Not sure what you mean by fly fishing experts. It's actually easy. Nymph fishing is not that much different than dead drifting a worm with a little bobber. Dry flying isn't that much different other than your drifting the fly on the surface. Streamers, heck, just like fishing a lure. Sure you have to learn how to cast a fly line, but don't buy into the idea that you have to be able to cast it far. Instead of using the reel to control the line, you just use your hands. A strip here a strip there, and you'll be on to it.


----------



## Guns and Flies (Nov 7, 2007)

I really need to learn how to fish with streamers, everyone talks about how well you can do using this technique on the Weber, and that's my home court.


----------



## orvis1 (Sep 7, 2007)

The ol huck and duck can be really fun, nothing delicate about that presentation hit the banks and strip it baby!
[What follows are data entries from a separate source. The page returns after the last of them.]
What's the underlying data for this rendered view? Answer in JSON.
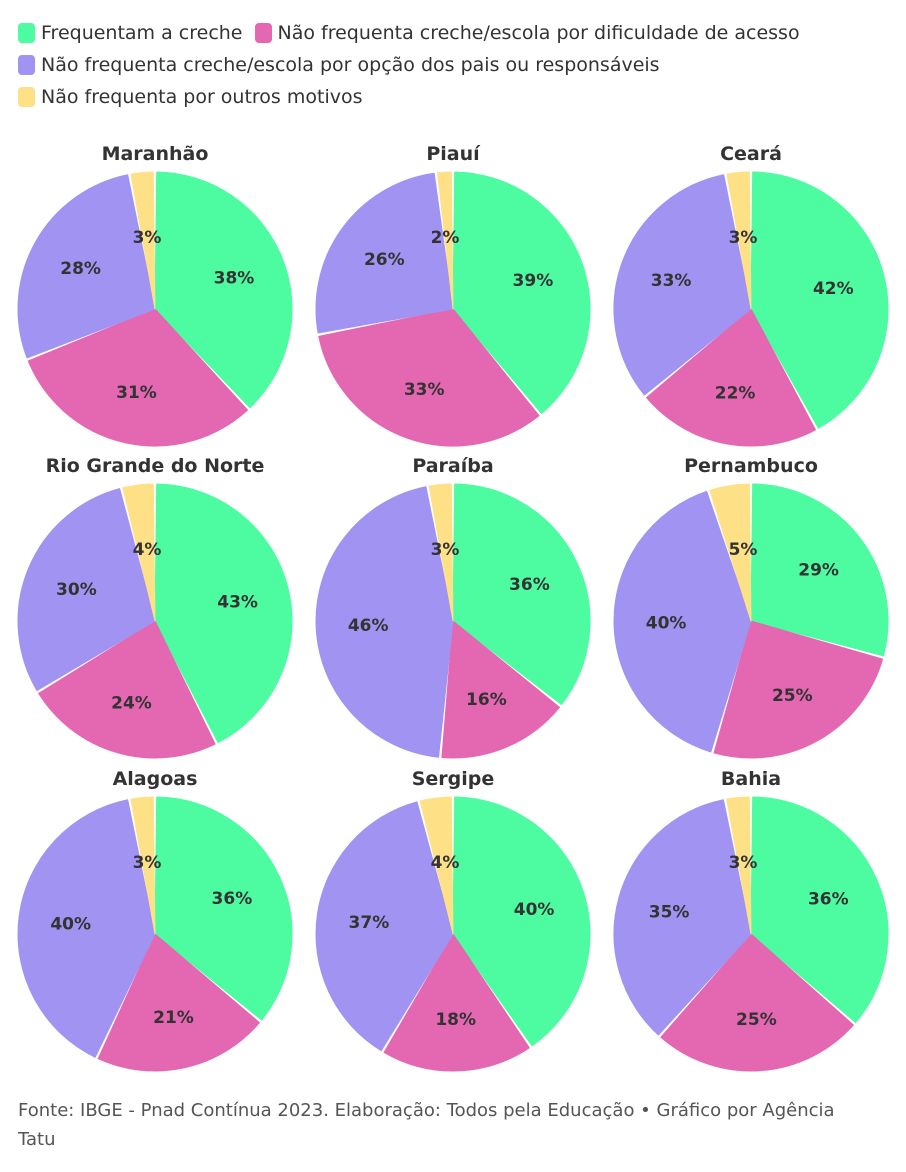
{
  "legend": [
    {
      "label": "Frequentam a creche",
      "color": "#4dfca1"
    },
    {
      "label": "Não frequenta creche/escola por dificuldade de acesso",
      "color": "#e467b2"
    },
    {
      "label": "Não frequenta creche/escola por opção dos pais ou responsáveis",
      "color": "#a193f2"
    },
    {
      "label": "Não frequenta por outros motivos",
      "color": "#fee087"
    }
  ],
  "chart_data": [
    {
      "type": "pie",
      "title": "Maranhão",
      "categories": [
        "Frequentam a creche",
        "Não frequenta creche/escola por dificuldade de acesso",
        "Não frequenta creche/escola por opção dos pais ou responsáveis",
        "Não frequenta por outros motivos"
      ],
      "values": [
        38,
        31,
        28,
        3
      ],
      "labels": [
        "38%",
        "31%",
        "28%",
        "3%"
      ]
    },
    {
      "type": "pie",
      "title": "Piauí",
      "categories": [
        "Frequentam a creche",
        "Não frequenta creche/escola por dificuldade de acesso",
        "Não frequenta creche/escola por opção dos pais ou responsáveis",
        "Não frequenta por outros motivos"
      ],
      "values": [
        39,
        33,
        26,
        2
      ],
      "labels": [
        "39%",
        "33%",
        "26%",
        "2%"
      ]
    },
    {
      "type": "pie",
      "title": "Ceará",
      "categories": [
        "Frequentam a creche",
        "Não frequenta creche/escola por dificuldade de acesso",
        "Não frequenta creche/escola por opção dos pais ou responsáveis",
        "Não frequenta por outros motivos"
      ],
      "values": [
        42,
        22,
        33,
        3
      ],
      "labels": [
        "42%",
        "22%",
        "33%",
        "3%"
      ]
    },
    {
      "type": "pie",
      "title": "Rio Grande do Norte",
      "categories": [
        "Frequentam a creche",
        "Não frequenta creche/escola por dificuldade de acesso",
        "Não frequenta creche/escola por opção dos pais ou responsáveis",
        "Não frequenta por outros motivos"
      ],
      "values": [
        43,
        24,
        30,
        4
      ],
      "labels": [
        "43%",
        "24%",
        "30%",
        "4%"
      ]
    },
    {
      "type": "pie",
      "title": "Paraíba",
      "categories": [
        "Frequentam a creche",
        "Não frequenta creche/escola por dificuldade de acesso",
        "Não frequenta creche/escola por opção dos pais ou responsáveis",
        "Não frequenta por outros motivos"
      ],
      "values": [
        36,
        16,
        46,
        3
      ],
      "labels": [
        "36%",
        "16%",
        "46%",
        "3%"
      ]
    },
    {
      "type": "pie",
      "title": "Pernambuco",
      "categories": [
        "Frequentam a creche",
        "Não frequenta creche/escola por dificuldade de acesso",
        "Não frequenta creche/escola por opção dos pais ou responsáveis",
        "Não frequenta por outros motivos"
      ],
      "values": [
        29,
        25,
        40,
        5
      ],
      "labels": [
        "29%",
        "25%",
        "40%",
        "5%"
      ]
    },
    {
      "type": "pie",
      "title": "Alagoas",
      "categories": [
        "Frequentam a creche",
        "Não frequenta creche/escola por dificuldade de acesso",
        "Não frequenta creche/escola por opção dos pais ou responsáveis",
        "Não frequenta por outros motivos"
      ],
      "values": [
        36,
        21,
        40,
        3
      ],
      "labels": [
        "36%",
        "21%",
        "40%",
        "3%"
      ]
    },
    {
      "type": "pie",
      "title": "Sergipe",
      "categories": [
        "Frequentam a creche",
        "Não frequenta creche/escola por dificuldade de acesso",
        "Não frequenta creche/escola por opção dos pais ou responsáveis",
        "Não frequenta por outros motivos"
      ],
      "values": [
        40,
        18,
        37,
        4
      ],
      "labels": [
        "40%",
        "18%",
        "37%",
        "4%"
      ]
    },
    {
      "type": "pie",
      "title": "Bahia",
      "categories": [
        "Frequentam a creche",
        "Não frequenta creche/escola por dificuldade de acesso",
        "Não frequenta creche/escola por opção dos pais ou responsáveis",
        "Não frequenta por outros motivos"
      ],
      "values": [
        36,
        25,
        35,
        3
      ],
      "labels": [
        "36%",
        "25%",
        "35%",
        "3%"
      ]
    }
  ],
  "footer": {
    "source": "Fonte: IBGE - Pnad Contínua 2023. Elaboração: Todos pela Educação • Gráfico por Agência Tatu"
  }
}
There also is no mistake when you get a strike you will know it...


----------



## Guns and Flies (Nov 7, 2007)

You just cast it to the opposite side of the river and strip it back, and you can use floating line because the leader will sink in the water? You just cast it to the opposite bank of the river and then just strip it in, using black, green, etc. streamers? I've tried this just a couple of times and didn't catch anything right away so I quit thinking I was doing something wrong.


----------



## orvis1 (Sep 7, 2007)

I have caught a few on streamers and they are fun but I have to be in the right mood, it is kind of like hunting covering a lot of water. My favorite type of fly fishing is the terrestrial with a dropper the best of bolth worlds!


----------